Du bon vin français pour le Président Macron !

Rédigé par Dakarposte le Jeudi 1 Février 2018 à 10:49 modifié le Jeudi 1 Février 2018 13:10

C'est l'ancien ministre Habjb Sy qui m'inspire le titre de ma contribution. Dans au moins deux quotidiens, il en a publié une avec pour titre : "Une calebasse de noix de cola pour le Président Macron". C'est ce titre, qu'il justifie par la tradition africaine, qui m'a inspiré le mien. Par respect pour la tradition française donc, nous accueillerons le président Macron avec du bon vin français.
Je rassure tout de suite notre M. SY : celle inspiration ne saurait signifier, ni de près, ni de loin, une appréciation (positive ou négative) de sa contribution ou de son titre. Je suis animé par d'autres préoccupations et il le comprendra en me lisant, si toutefois il prendra le temps de me lire.
Ce qui me préoccupe, c'est le ridicule qui tue dans notre pars, le ridicule qui ne tue malheureusement pas nos gouvernants, ni notre président-politicien. Il voyage, voyage beaucoup, en particulier en France, notre "mère-patrie". Il y va, son avion bourré d'une forte délégation dont l'écrasante majorité des membres n'ont vraiment rien à faire dans une visite d'État, pas même dans une visite simple.
Le ridicule, qui nous fait honte, c'est que chaque fois qu'il va en visite officielle au pays de nos "nos ancêtres les Gaulois", il n'est jamais accueilli par le Président de la République, mais plutôt par des ministres au bas fond de l'ordre protocolaire du Gouvernement. Lors de son voyage d'État du 19 décembre 2016, il est accueilli à Orly par Mme Annick Girardin, Ministre de la Fonction publique (15ème dans l'ordre protocolaire du Gouvernement français). Ce manque de respect notoire vis-à-vis du président-politicien, et malheureusement aussi du Sénégal, dérange nombre de nos compatriotes. L'un d'entre eux, Tahirou Sarr (conseiller et analyste politique), lui aussi vraiment outré par l'indifférence notoire dans laquelle les autorités françaises tiennent notre président-politicien publiait, le 3 janvier 2018, une contribution ayant pout titre : "Le Président Macky Sall en France : l'accueil de la honte". Dans cette contribution, il rappelle que "Thomas Sankara avait refusé d'être reçu par un ministre et le Président Mitterrand s'était déplacé lui-même pour l'accueillir". Ce n'est pas tout : il précise encore que lors de la COP 21, le Roi Mohamed VI a refusé de sortir de sa voiture "tant que le Président Hollande (ne venait pas) pour le recevoir".

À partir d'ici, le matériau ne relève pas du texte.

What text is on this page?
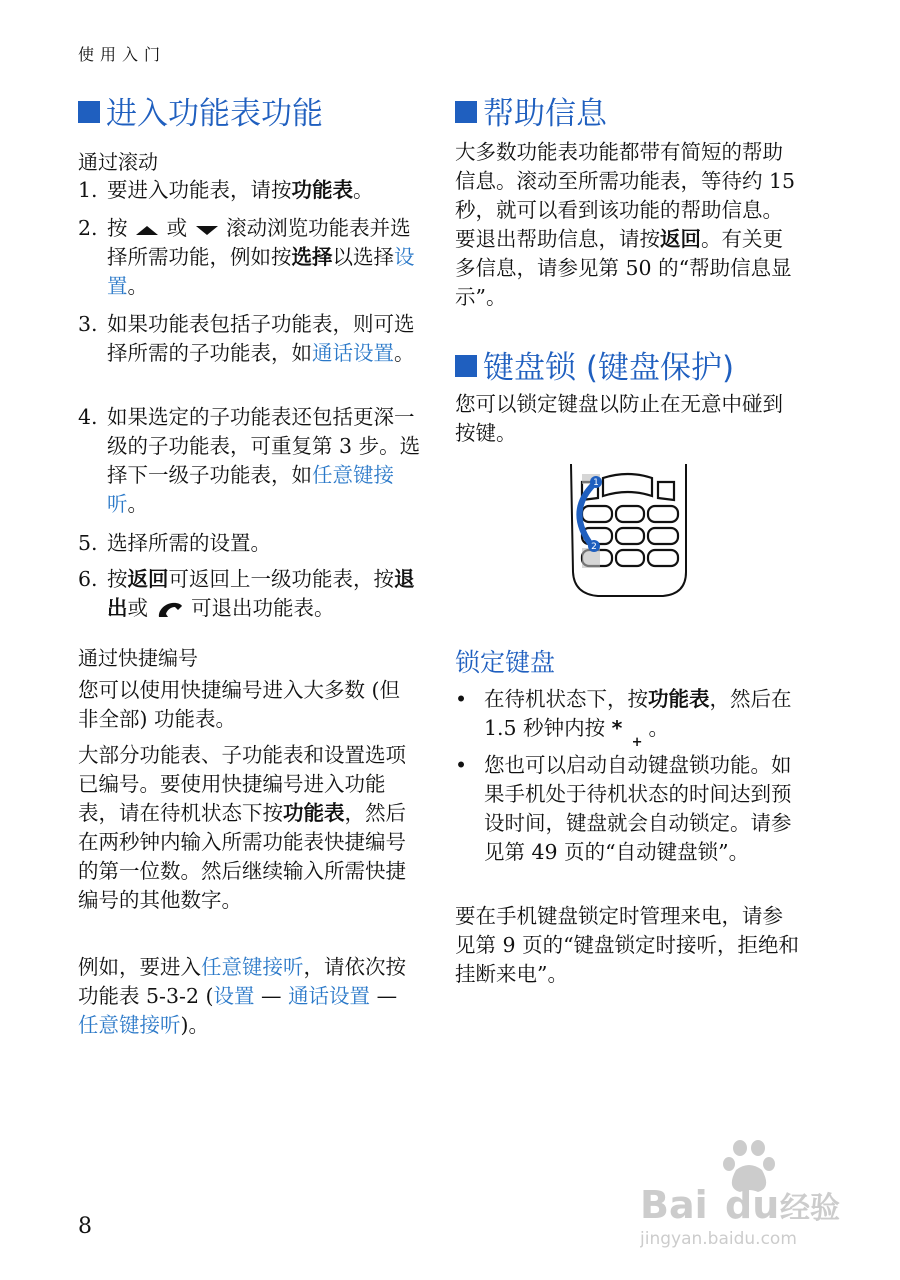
使用入门
进入功能表功能
通过滚动
1. 要进入功能表，请按功能表。
2. 按 或 滚动浏览功能表并选择所需功能，例如按选择以选择设置。
3. 如果功能表包括子功能表，则可选择所需的子功能表，如通话设置。
4. 如果选定的子功能表还包括更深一级的子功能表，可重复第 3 步。选择下一级子功能表，如任意键接听。
5. 选择所需的设置。
6. 按返回可返回上一级功能表，按退出或 可退出功能表。
通过快捷编号
您可以使用快捷编号进入大多数 (但非全部) 功能表。
大部分功能表、子功能表和设置选项已编号。要使用快捷编号进入功能表，请在待机状态下按功能表，然后在两秒钟内输入所需功能表快捷编号的第一位数。然后继续输入所需快捷编号的其他数字。
例如，要进入任意键接听，请依次按功能表 5-3-2 (设置 — 通话设置 — 任意键接听)。
帮助信息
大多数功能表功能都带有简短的帮助信息。滚动至所需功能表，等待约 15 秒，就可以看到该功能的帮助信息。要退出帮助信息，请按返回。有关更多信息，请参见第 50 的“帮助信息显示”。
键盘锁 (键盘保护)
您可以锁定键盘以防止在无意中碰到按键。
1
2
锁定键盘
• 在待机状态下，按功能表，然后在 1.5 秒钟内按 *
+
。
• 您也可以启动自动键盘锁功能。如果手机处于待机状态的时间达到预设时间，键盘就会自动锁定。请参见第 49 页的“自动键盘锁”。
要在手机键盘锁定时管理来电，请参见第 9 页的“键盘锁定时接听，拒绝和挂断来电”。
8	Bai du 经验
jingyan.baidu.com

Notre président-politicien n'a malheureusement pas cette force de caractère : il se contente de très peu, convaincu qu'il est qu'il se rattrapera largement avec "l'accueil chaleureux" que ses nombreux militants lui réserveront. Il convient de signaler quand même que lors de ses nombreux voyages en France comme dans d'autres pays, les ambassades et les consulats deviennent, pendant tout son séjour, le siège du parti-État l'APR. S'y ajoute que les Français ne sont même pas au courant de ses nombreuses visites, même d'État. Les principales chaînes de télévision française (France 2, TF1, France 5, etc.,) ne rendent compte de ses visites que le temps d'une rose : rarement plus de 30 secondes.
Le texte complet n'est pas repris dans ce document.